15 – 139mins – 2016
I have always struggled with war films. I just feel a disassociation from the genre which I have struggled to shake off. Maybe I never will. Nevertheless, the amount of love Mel Gibson’s first directorial effort in over a decade has received (despite many a person’s reservations about his off-screen personality) has made Hacksaw Ridge hard to ignore. I saw the elongated runtime and grimaced, but having put aside my hesitations in a packed cinema this afternoon, I can confirm that the man they call ‘Mad Mel’ has won me over.
Half biographical melodrama, half visceral battle movie, Hacksaw Ridge tells the miraculous true story of World War II’s combat medic-cum-conscientious objector, Desmond Doss (Andrew Garfield), a devoted Christian who went from a traumatic childhood with a cruel father (Hugo Weaving) to barracks punch bag before winning his regiment’s respect as a single-handed saviour of over 75 men during the eponymous cliff-top dog-fight against the Japanese – and all without picking up a single weapon.
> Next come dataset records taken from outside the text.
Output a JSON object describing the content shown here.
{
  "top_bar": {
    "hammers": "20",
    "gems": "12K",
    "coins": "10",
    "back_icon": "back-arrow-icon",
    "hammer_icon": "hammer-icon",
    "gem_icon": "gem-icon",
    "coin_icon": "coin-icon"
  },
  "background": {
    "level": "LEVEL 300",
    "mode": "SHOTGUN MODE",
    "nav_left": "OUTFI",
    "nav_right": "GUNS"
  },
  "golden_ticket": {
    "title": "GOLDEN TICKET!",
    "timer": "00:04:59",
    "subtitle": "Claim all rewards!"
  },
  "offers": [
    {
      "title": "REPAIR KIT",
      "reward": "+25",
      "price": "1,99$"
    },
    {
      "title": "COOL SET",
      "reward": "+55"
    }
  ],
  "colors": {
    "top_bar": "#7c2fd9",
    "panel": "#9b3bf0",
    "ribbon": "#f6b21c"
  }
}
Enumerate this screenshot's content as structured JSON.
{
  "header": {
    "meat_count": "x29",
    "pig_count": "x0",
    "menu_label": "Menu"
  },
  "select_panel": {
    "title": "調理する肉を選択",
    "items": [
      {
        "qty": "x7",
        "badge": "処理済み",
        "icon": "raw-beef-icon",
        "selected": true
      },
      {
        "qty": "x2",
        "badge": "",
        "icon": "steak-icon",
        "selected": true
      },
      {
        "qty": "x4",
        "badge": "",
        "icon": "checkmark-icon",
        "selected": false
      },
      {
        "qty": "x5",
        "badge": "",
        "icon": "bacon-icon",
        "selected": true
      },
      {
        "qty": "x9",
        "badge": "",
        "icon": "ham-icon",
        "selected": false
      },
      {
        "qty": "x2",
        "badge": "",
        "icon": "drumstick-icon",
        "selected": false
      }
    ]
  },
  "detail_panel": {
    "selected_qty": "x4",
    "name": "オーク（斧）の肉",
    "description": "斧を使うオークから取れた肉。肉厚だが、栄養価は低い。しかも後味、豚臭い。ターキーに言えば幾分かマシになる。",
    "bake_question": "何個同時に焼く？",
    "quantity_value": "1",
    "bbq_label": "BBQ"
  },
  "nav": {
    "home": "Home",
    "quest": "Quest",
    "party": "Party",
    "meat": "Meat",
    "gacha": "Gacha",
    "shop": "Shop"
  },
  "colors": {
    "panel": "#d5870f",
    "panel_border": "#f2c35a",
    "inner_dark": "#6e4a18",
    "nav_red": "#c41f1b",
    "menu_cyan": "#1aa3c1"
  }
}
Former Spiderman Garfield is exceptional, leading a rich cast as the Virginian beanpole whose abhorrence of violence does not outweigh his sense of duty. While Weaving, Vince Vaughn and Sam Worthington turn in strong, hard-hitting performances as figures of authority frustrated by Doss’ refusal to pick up arms, it is Garfield’s determined vulnerability which brings heart and soul to the horrors of the front line. His romance with Teresa Palmer’s nurse is hearteningly touching, making the pain of his conscription plight all the more agonising.
The switch from dialogue-heavy drama to casualty-heavy horror is severe, potentially uncomfortable. I was continually shocked by how much injury detail is on show. As Doss’ unit scale the Maeda Escarpment during the Battle of Okinawa, actions and explosions dominate the script. As much as the first half brought tears to my eyes, Hacksaw Ridge’s extended closing sequences are equally likely to conjure heaves of revulsion. Mel pulls no punches, but his film is all the more powerful and affecting for it. Put aside your reservations and see this film on the big screen. Oscar glory surely awaits.